Tajik: Суруди миллии ҶШС Тоҷикистон | |
English Title: | State Anthem of the Tajik Soviet Socialist Republic |
Prefix: | Former regional |
Country: | the Tajik Soviet Socialist Republic----Former national anthem of Tajikistan |
Author: | Abolqasem Lahouti |
Composer: | Suleiman Yudakov |
Music Date: | 1946 |
Until: | |
Successor: | Surudi Milli |
Sound: | Anthem of the Tajikistan SSR - Гимни РСС Тоҷикистон.ogg |
Sound Title: | Official orchestral and choral vocal recording |
The State Anthem of the Tajik SSR was the regional anthem of Tajikistan when it was a constituent republic of the Soviet Union, known as the Tajik Soviet Socialist Republic. The music and the lyrics were created in 1946, and the anthem was adopted later that year. The lyrics were dropped after the dissolution of the Soviet Union in 1991, and the national anthem of the newly independent Tajikistan had used the same melody without any lyrics until 1994,[1] when the country adopted a new anthem, under the title "Surudi Milli", with new lyrics while retaining the same melody.[2]

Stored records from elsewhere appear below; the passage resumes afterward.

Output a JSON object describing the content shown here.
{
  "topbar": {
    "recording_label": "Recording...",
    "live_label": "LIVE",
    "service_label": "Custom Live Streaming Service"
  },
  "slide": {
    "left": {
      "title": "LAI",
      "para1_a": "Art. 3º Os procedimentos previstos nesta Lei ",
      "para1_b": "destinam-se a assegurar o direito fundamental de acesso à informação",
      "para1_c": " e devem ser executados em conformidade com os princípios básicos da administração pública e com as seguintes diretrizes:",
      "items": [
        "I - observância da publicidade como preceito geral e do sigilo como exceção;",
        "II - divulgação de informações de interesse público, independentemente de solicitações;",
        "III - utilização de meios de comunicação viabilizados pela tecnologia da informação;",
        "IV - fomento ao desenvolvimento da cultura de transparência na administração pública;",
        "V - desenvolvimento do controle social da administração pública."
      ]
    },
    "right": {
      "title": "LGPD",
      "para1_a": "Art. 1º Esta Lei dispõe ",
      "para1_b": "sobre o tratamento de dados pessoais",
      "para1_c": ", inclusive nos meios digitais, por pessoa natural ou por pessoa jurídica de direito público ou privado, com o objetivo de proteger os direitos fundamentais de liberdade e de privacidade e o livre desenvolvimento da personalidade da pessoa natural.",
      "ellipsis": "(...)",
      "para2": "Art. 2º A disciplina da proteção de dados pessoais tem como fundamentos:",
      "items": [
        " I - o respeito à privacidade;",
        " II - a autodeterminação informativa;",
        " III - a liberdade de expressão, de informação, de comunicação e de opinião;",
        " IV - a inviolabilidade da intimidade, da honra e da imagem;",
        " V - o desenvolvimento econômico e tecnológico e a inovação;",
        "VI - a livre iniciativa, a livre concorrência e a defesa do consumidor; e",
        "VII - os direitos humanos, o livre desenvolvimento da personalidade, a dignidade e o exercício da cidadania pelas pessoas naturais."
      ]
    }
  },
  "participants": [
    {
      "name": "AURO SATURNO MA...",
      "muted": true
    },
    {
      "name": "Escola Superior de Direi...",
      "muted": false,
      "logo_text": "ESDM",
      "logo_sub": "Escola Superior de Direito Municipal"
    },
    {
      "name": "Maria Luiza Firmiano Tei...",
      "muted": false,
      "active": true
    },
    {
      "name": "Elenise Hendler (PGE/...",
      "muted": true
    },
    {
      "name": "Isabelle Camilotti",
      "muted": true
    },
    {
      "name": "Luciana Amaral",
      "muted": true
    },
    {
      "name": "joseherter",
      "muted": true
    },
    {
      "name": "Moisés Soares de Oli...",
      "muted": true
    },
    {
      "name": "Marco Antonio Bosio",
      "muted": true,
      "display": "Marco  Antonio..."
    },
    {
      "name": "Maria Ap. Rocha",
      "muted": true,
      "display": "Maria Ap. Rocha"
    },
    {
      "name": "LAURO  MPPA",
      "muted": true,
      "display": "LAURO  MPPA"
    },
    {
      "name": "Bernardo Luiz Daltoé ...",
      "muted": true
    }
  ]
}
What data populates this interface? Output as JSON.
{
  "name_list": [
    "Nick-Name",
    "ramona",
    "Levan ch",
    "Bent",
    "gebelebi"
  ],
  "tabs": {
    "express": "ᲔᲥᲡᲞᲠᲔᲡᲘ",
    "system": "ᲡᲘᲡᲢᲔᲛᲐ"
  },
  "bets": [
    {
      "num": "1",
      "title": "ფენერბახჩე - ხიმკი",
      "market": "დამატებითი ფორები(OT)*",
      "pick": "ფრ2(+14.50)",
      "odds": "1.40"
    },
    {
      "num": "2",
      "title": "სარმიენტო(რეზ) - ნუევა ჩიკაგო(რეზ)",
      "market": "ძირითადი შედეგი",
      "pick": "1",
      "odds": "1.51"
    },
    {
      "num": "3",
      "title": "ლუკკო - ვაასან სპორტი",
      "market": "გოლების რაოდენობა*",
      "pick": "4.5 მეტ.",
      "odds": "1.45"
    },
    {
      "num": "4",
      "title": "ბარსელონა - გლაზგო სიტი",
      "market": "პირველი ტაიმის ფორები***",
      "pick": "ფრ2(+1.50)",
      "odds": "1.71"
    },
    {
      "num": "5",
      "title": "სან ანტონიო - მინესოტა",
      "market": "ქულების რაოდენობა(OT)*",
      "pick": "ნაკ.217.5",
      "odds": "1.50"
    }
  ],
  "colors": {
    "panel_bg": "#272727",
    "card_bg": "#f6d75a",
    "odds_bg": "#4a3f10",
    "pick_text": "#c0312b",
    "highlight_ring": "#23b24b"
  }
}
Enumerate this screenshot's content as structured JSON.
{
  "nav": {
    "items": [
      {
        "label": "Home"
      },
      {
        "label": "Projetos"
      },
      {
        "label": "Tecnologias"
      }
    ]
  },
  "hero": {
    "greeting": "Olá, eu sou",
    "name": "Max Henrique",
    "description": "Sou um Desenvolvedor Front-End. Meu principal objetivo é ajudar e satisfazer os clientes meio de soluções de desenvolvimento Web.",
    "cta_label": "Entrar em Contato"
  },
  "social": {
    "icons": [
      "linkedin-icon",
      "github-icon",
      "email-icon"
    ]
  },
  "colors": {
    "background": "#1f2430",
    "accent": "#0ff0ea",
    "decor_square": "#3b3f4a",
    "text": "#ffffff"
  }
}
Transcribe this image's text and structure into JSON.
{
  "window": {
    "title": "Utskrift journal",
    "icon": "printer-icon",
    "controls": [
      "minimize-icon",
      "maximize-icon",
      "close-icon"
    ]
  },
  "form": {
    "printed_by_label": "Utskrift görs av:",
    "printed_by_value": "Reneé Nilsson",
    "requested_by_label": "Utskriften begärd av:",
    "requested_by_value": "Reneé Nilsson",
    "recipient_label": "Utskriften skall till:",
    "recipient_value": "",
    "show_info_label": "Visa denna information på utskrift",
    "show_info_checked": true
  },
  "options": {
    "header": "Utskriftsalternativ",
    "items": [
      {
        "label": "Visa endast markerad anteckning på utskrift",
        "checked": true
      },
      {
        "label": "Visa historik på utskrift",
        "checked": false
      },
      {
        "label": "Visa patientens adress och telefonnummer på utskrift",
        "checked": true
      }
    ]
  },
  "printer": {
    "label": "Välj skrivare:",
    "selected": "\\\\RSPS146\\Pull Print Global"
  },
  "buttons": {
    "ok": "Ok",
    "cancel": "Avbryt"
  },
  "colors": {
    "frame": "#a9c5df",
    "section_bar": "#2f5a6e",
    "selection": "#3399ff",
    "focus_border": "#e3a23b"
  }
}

The anthem was used between 1946 and 1994. The music was composed by Suleiman Yudakov, and the lyrics were written by Abolqasem Lahouti. The melody is preserved in "Surudi Milli", the current national anthem of Tajikistan, with different lyrics. In 1977, the lyrics were changed to remove mentions of Joseph Stalin. This is the version presented here for the Tajik stanzas, but the Russian version given here is the old one.[3]
Unlike other former Soviet states like Belarus, Kazakhstan and Uzbekistan that appropriated their old Soviet-era regional anthems as national ones but did so without the Soviet lyrics, Tajikistan retained the Soviet lyrics for a time before replacing them in 1994.[3]
It is also one of the nine countries to continuously use their Soviet-era anthems; the other eight being Uzbekistan, Russia (since 2000), Kazakhstan (until 2006), Turkmenistan (until 1996), Belarus, Kyrgyzstan (until 1992), Azerbaijan (until 1992), Ukraine (until 1992).